Further issues are presented by the fact that civil aviation regulations in Africa are routinely basic and not tailored to the local environment. Corruption and the lack of state-level oversight has resulted in numerous occasions whereby cavalier operators have not implemented what they have documented or otherwise have been found to be flaunting regulations in a wider respect. In addition, the levels of technical knowledge among maintenance and flight crew is in many cases lower than elsewhere. Much of this is attributed to the lack of adequate training, but also due to the insufficiencies in checking standards that would prevent ineffectual (or even uncertified) people from assuming critical positions.
Compounding the issue is the already occurring threat of brain drain affecting the future of African aviation.
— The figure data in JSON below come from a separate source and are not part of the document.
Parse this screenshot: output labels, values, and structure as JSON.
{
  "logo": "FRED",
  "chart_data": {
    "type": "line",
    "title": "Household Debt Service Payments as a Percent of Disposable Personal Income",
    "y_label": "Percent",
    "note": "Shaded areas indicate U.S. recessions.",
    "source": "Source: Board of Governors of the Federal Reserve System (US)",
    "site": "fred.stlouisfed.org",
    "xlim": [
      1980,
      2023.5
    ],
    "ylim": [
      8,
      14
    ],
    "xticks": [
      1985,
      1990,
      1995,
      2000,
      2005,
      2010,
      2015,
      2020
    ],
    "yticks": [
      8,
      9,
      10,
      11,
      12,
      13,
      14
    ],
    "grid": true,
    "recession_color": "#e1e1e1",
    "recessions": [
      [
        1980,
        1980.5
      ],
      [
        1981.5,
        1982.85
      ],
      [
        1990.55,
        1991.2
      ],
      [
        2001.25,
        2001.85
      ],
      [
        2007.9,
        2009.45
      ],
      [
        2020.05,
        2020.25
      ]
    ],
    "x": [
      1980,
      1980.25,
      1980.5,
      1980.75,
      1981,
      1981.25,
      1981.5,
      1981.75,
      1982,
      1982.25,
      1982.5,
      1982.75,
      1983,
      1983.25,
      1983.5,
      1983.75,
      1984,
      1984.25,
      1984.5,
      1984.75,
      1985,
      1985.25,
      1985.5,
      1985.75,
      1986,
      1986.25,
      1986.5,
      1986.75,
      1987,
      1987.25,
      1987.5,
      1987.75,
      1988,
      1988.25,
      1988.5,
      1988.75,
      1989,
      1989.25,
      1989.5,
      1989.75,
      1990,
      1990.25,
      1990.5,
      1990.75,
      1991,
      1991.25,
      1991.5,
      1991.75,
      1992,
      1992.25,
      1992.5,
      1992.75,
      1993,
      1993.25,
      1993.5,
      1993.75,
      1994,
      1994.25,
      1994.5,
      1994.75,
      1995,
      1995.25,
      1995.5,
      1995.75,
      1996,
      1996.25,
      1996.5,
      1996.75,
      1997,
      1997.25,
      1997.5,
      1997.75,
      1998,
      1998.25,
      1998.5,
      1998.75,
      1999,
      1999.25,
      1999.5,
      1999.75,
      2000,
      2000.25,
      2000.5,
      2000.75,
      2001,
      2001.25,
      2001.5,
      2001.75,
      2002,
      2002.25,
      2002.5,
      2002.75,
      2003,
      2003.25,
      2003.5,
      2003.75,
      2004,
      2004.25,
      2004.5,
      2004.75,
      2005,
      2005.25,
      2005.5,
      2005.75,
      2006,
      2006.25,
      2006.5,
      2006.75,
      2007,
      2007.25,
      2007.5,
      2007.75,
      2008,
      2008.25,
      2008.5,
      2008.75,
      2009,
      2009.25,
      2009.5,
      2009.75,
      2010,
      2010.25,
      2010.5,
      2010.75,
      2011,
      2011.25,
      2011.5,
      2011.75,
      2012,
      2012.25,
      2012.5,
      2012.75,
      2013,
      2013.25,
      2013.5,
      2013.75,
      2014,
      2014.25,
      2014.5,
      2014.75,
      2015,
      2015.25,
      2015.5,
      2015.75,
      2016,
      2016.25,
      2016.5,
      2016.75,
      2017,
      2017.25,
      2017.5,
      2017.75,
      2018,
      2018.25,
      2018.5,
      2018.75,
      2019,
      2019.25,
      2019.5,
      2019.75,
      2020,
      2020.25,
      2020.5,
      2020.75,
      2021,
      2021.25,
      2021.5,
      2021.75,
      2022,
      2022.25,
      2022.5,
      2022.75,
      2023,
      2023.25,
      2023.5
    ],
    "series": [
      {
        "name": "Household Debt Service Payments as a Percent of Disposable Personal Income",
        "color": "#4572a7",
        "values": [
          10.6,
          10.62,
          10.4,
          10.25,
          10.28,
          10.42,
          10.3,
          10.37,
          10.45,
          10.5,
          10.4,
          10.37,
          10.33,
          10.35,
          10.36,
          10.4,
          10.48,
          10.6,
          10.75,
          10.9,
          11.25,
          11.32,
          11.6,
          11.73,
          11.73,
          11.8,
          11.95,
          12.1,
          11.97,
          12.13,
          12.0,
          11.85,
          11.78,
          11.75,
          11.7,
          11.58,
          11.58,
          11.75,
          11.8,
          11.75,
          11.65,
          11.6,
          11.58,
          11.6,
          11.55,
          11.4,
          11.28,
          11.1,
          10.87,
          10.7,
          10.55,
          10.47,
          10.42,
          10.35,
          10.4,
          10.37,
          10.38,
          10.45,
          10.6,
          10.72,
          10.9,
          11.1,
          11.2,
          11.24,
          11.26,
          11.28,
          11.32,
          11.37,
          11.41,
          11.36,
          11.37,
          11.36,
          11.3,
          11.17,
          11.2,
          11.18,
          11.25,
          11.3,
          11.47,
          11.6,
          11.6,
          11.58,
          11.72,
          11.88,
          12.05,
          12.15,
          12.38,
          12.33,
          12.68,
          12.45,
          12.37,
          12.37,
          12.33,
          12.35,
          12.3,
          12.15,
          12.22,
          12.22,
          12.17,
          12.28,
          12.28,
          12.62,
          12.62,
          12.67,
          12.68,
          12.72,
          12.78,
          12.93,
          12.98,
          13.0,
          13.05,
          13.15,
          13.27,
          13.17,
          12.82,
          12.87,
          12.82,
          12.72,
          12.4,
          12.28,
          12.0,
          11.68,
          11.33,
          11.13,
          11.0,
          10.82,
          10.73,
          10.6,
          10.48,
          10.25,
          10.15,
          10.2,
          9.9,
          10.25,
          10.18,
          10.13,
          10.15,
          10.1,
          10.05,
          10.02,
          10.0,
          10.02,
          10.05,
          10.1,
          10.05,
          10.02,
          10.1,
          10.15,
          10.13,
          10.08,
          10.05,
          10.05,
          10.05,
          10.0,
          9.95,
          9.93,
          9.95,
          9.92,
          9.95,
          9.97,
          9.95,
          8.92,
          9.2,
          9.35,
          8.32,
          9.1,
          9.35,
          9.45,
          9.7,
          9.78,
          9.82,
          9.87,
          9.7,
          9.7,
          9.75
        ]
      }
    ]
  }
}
Inadequate supply of trained personnel has lead to under-qualified maintenance technicians, ATCs and pilots operating with relatively little supervision. Although there are exceptions to this – for instance, South Africa and Kenya have developed the standard of manpower necessary to perform their oversight functions, elsewhere there appears to be a noticeable drive for quantity over quality in the training of aircraft technical specialists.
D. Sakalauskas suggests that, ‘In order to combat a further brain drain, it will require strategies ranging from skill retention allowances and salary increments to placing greater focus on non-cash benefits. While the former two are perhaps difficult to apply on any meaningful scale given the current economic climate, in the short term air operators seeking to attain EU compliance may reap the benefits afforded by approved training organisations operating on a global level. This would offer the dual benefits of targeting issues hindering international compliance while forging a new path to training a sustainable and local pool of talent.’